I think this is one of the new treatment options that we have going forward for focal therapy. Due to the ability of MRI to see anterior lesions, we now have what is called anterior ablation. This shows cryotherapy probes, there are four of them placed here through a grid. You can see the placement of the probes here on ultrasound. The schematic is down here, and you can see our ice edges right here.

Now we are ablating this whole top part. Nowhere is this ice coming anywhere near the neurovascular boundary [phonetic]. So I think this is an ideal form of focal therapy going forward if we can recognize it due to the benefits of multiparametric MRI. I want to make a few comments on treatment adjuvants. Everyone is looking for the Holy Grail to find an adjuvant that improves the efficacy of ablation and perhaps minimizes the effect on the neurovascular bundles.

There are a number of categories as you see here of potential sensitizers. Now, for an example, adjuvants can take the form of a thermophysical one such as altering the cell’s microenvironment seeing that ice crystal formation. Or you can combine different agents. These are two different ways of killing strategies such as chemotherapy and cryoablation. There are four curves here, cryo alone, chemo alone, combination therapy, and the bottom line is the combination of cryo followed by chemo, which is shown in the lower curve, is the most efficacious.

Now what’s interesting is the chemo is given two weeks after the cryo because they’ve done some basic science studies showing that VEGF tends to peak at that point. You have increased micro vesicle density and oxygen in the tissues, and that is probably the best time to give your chemotherapy. Particularly useful for agents that are used in the apoptotic zone, these are agents that can help push the cells into the death pathway.

It is at the edge of the ablated therapy that cells are most at risk to recover and can’t have cancer persistence. So you see here that you have TRAIL and TNF alpha. Nutraceuticals; vitamin D has been shown to be a cryosensitizer. You have here LNCaP cells, androgen sensitive, over here on the right are androgen insensitive. Here is your control group. This is vitamin D alone, kind of a slow fall-off. Here is your cryo alone, and then finally the combination. You don’t see any repopulation.

So there are two interesting things, so that worked equally well in the androgen insensitive cell line. Typically it’s harder to kill with cryotherapy and salvage men who have failed radiation because you get more androgen dependent cancers. And, second, the temperatures that were needing to kill are much warmer. This is -15. Most of the time for cryo you have to get down to -40, so we changed the temperature for cell kill.

Switching gears to follow-up, there are several unaddressed issues that need to be discussed.

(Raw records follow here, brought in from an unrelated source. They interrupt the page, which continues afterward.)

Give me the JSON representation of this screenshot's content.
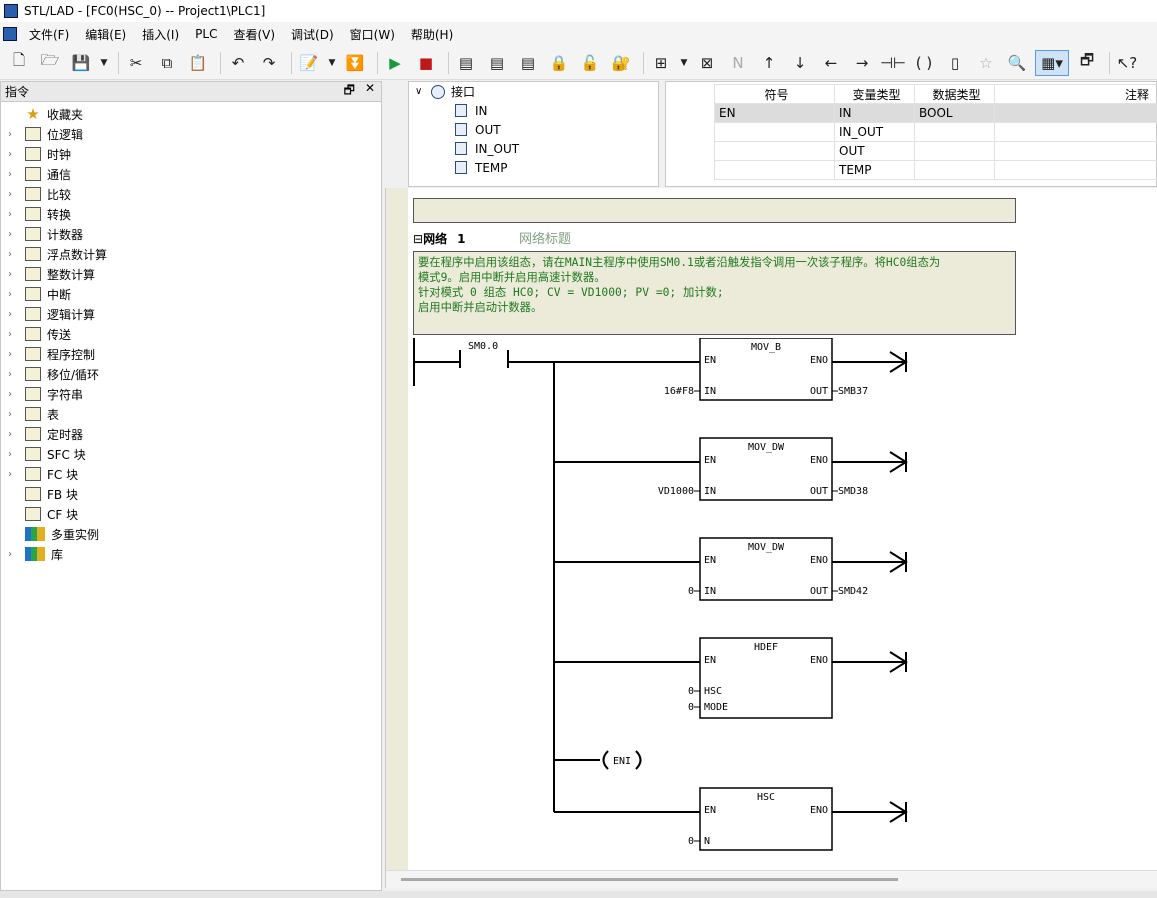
{
  "window": {
    "title": "STL/LAD - [FC0(HSC_0) -- Project1\\PLC1]"
  },
  "menu": [
    "文件(F)",
    "编辑(E)",
    "插入(I)",
    "PLC",
    "查看(V)",
    "调试(D)",
    "窗口(W)",
    "帮助(H)"
  ],
  "left_panel": {
    "title": "指令",
    "items": [
      {
        "label": "收藏夹",
        "icon": "star-icon",
        "expandable": false
      },
      {
        "label": "位逻辑",
        "icon": "bit-logic-icon",
        "expandable": true
      },
      {
        "label": "时钟",
        "icon": "clock-icon",
        "expandable": true
      },
      {
        "label": "通信",
        "icon": "communication-icon",
        "expandable": true
      },
      {
        "label": "比较",
        "icon": "compare-icon",
        "expandable": true
      },
      {
        "label": "转换",
        "icon": "convert-icon",
        "expandable": true
      },
      {
        "label": "计数器",
        "icon": "counter-icon",
        "expandable": true
      },
      {
        "label": "浮点数计算",
        "icon": "float-math-icon",
        "expandable": true
      },
      {
        "label": "整数计算",
        "icon": "integer-math-icon",
        "expandable": true
      },
      {
        "label": "中断",
        "icon": "interrupt-icon",
        "expandable": true
      },
      {
        "label": "逻辑计算",
        "icon": "logic-math-icon",
        "expandable": true
      },
      {
        "label": "传送",
        "icon": "move-icon",
        "expandable": true
      },
      {
        "label": "程序控制",
        "icon": "program-control-icon",
        "expandable": true
      },
      {
        "label": "移位/循环",
        "icon": "shift-rotate-icon",
        "expandable": true
      },
      {
        "label": "字符串",
        "icon": "string-icon",
        "expandable": true
      },
      {
        "label": "表",
        "icon": "table-icon",
        "expandable": true
      },
      {
        "label": "定时器",
        "icon": "timer-icon",
        "expandable": true
      },
      {
        "label": "SFC 块",
        "icon": "sfc-block-icon",
        "expandable": true
      },
      {
        "label": "FC 块",
        "icon": "fc-block-icon",
        "expandable": true
      },
      {
        "label": "FB 块",
        "icon": "fb-block-icon",
        "expandable": false
      },
      {
        "label": "CF 块",
        "icon": "cf-block-icon",
        "expandable": false
      },
      {
        "label": "多重实例",
        "icon": "multi-instance-icon",
        "expandable": false
      },
      {
        "label": "库",
        "icon": "library-icon",
        "expandable": true
      }
    ]
  },
  "interface": {
    "root": "接口",
    "children": [
      "IN",
      "OUT",
      "IN_OUT",
      "TEMP"
    ]
  },
  "var_table": {
    "headers": [
      "符号",
      "变量类型",
      "数据类型",
      "注释"
    ],
    "rows": [
      {
        "symbol": "EN",
        "var_type": "IN",
        "data_type": "BOOL",
        "comment": ""
      },
      {
        "symbol": "",
        "var_type": "IN_OUT",
        "data_type": "",
        "comment": ""
      },
      {
        "symbol": "",
        "var_type": "OUT",
        "data_type": "",
        "comment": ""
      },
      {
        "symbol": "",
        "var_type": "TEMP",
        "data_type": "",
        "comment": ""
      }
    ]
  },
  "network": {
    "label": "网络",
    "number": "1",
    "title_placeholder": "网络标题",
    "comment_lines": [
      "要在程序中启用该组态，请在MAIN主程序中使用SM0.1或者沿触发指令调用一次该子程序。将HC0组态为",
      "模式9。启用中断并启用高速计数器。",
      "针对模式 0 组态 HC0;  CV = VD1000;  PV =0;  加计数;",
      "启用中断并启动计数器。"
    ],
    "contact": "SM0.0",
    "blocks": [
      {
        "name": "MOV_B",
        "in_pins": [
          {
            "pin": "IN",
            "value": "16#F8"
          }
        ],
        "out_pins": [
          {
            "pin": "OUT",
            "value": "SMB37"
          }
        ]
      },
      {
        "name": "MOV_DW",
        "in_pins": [
          {
            "pin": "IN",
            "value": "VD1000"
          }
        ],
        "out_pins": [
          {
            "pin": "OUT",
            "value": "SMD38"
          }
        ]
      },
      {
        "name": "MOV_DW",
        "in_pins": [
          {
            "pin": "IN",
            "value": "0"
          }
        ],
        "out_pins": [
          {
            "pin": "OUT",
            "value": "SMD42"
          }
        ]
      },
      {
        "name": "HDEF",
        "in_pins": [
          {
            "pin": "HSC",
            "value": "0"
          },
          {
            "pin": "MODE",
            "value": "0"
          }
        ],
        "out_pins": []
      },
      {
        "name": "HSC",
        "in_pins": [
          {
            "pin": "N",
            "value": "0"
          }
        ],
        "out_pins": []
      }
    ],
    "coil": "ENI",
    "en_label": "EN",
    "eno_label": "ENO"
  }
}
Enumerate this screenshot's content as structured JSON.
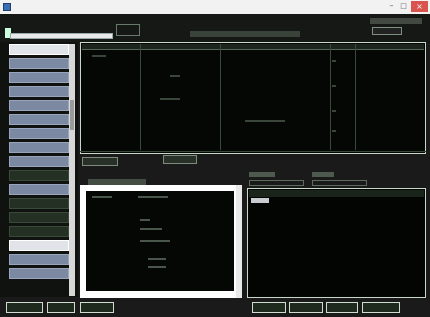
{
  "window": {
    "title": "",
    "controls": {
      "minimize": "–",
      "maximize": "□",
      "close": "×"
    }
  },
  "icons": {
    "app": "app-icon"
  },
  "colors": {
    "panel_bg": "#040704",
    "sidebar_item": "#7b89a3",
    "close_button": "#d9534f"
  },
  "sidebar": {
    "item_count": 17,
    "selected_index": 14
  }
}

How we obtain sufficient quality and imaging to admit systemic biopsies at follow-up, I would say no. What is the necessary frequency in follow-up schedule for MRI, fusion biopsies, systematic biopsy, and what is the role of PSA. We talked about definitions in failure in the treated and in the untreated zone. And regarding markers, we have a long way to go. Clinical trials are needed. PSA alone doesn’t seem to be the magic bullet.

We have spoken about MRI and biopsy already, and just a point about retreatment. If we are thinking about doing it with focal, the cause of cancer persistence or recurrence in the treated zone can be multifactorial, but before you consider salvaging with more focal therapy, you have to make sure you can identify the reasons for the initial failure and then correct them.

The long-term outcomes; the slide is still loading. There are none. We need them. We need randomized trials, we need multifocal and focal therapy registers that are done in a standardized manner, so there is a lot that needs to be done going forward. Thank you for your attention.